Os maus resultados que observamos no Ensino em Portugal são inquestionáveis e alguma responsabilidade pode ser atribuída às instituições de formação de professores, como a muitos outros factores que recentemente temos visto discutidos publicamente. Não é abonatório de um jornal de referência a invocação primária de um Grande Satã como a causa única de um qualquer problema.

Mais grave do que a ligeireza do artigo parece ser a inconsciência por parte do autor da peça sobre o que é a Universidade. As palavras referenciadas são retiradas de um texto de cariz universitário onde, por definição de Universidade, o autor pôde exprimir livremente a sua teoria, por bizarra ou incompreensível que possa parecer.
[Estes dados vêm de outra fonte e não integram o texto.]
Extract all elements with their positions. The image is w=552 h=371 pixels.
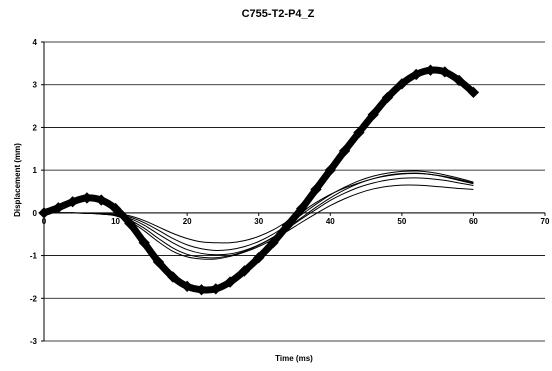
series-0-point-7 <box>138 237 150 249</box>
series-0-point-0 <box>38 207 50 219</box>
x-tick-label-5: 50 <box>397 217 406 226</box>
series-0-point-16 <box>267 237 279 249</box>
series-0-point-14 <box>238 265 251 277</box>
y-tick-label-6: -2 <box>30 294 38 303</box>
y-tick-label-0: 4 <box>33 38 38 47</box>
y-tick-label-2: 2 <box>33 123 38 132</box>
x-tick-label-7: 70 <box>541 217 550 226</box>
series-0-point-18 <box>296 202 308 215</box>
series-0-point-11 <box>195 284 208 296</box>
y-tick-label-1: 3 <box>33 81 38 90</box>
series-0-point-12 <box>210 283 222 295</box>
series-5-line <box>44 184 474 260</box>
x-tick-label-3: 30 <box>254 217 263 226</box>
series-0-point-10 <box>181 280 193 292</box>
y-axis-label: Displacement (mm) <box>13 143 22 217</box>
series-0-point-9 <box>167 271 179 283</box>
series-0-point-22 <box>353 126 365 139</box>
x-tick-label-0: 0 <box>42 217 47 226</box>
x-tick-label-6: 60 <box>469 217 478 226</box>
x-axis-label: Time (ms) <box>275 354 313 363</box>
series-0-point-17 <box>281 220 293 232</box>
y-tick-label-4: 0 <box>33 209 38 218</box>
series-0-point-15 <box>253 252 265 264</box>
series-0-point-1 <box>52 202 64 214</box>
series-0-point-13 <box>224 276 236 288</box>
series-layer <box>38 64 480 296</box>
x-tick-label-1: 10 <box>111 217 120 226</box>
y-tick-label-7: -3 <box>30 337 38 346</box>
x-tick-label-4: 40 <box>326 217 335 226</box>
y-tick-label-3: 1 <box>33 166 38 175</box>
series-0-point-19 <box>310 183 322 196</box>
y-tick-label-5: -1 <box>30 252 38 261</box>
series-0-point-8 <box>152 256 165 268</box>
x-tick-label-2: 20 <box>183 217 192 226</box>
series-0 <box>38 64 480 296</box>
series-0-point-20 <box>324 164 336 176</box>
series-5 <box>44 184 474 260</box>
series-0-point-21 <box>338 145 351 157</box>
chart-title: C755-T2-P4_Z <box>242 8 315 20</box>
O método do jornalista é o da crucificação das ideias na praça pública. O passo seguinte é queimar a publicação e se a fogueira for suficiente podemos incluir o autor. Esta percepção sobre a Universidade, tão tradicionalmente Inquisitorial e tão vivamente expressa pelo Subdirector do Expresso é uma das razões do persistente atraso cultural e intelectual de Portugal (mas não será decerto a única). O Expresso presta assim um serviço inestimável à atávica burrice nacional mas ainda assim mostra o cuidado que se deve ter quando se escreve sobre cruzes.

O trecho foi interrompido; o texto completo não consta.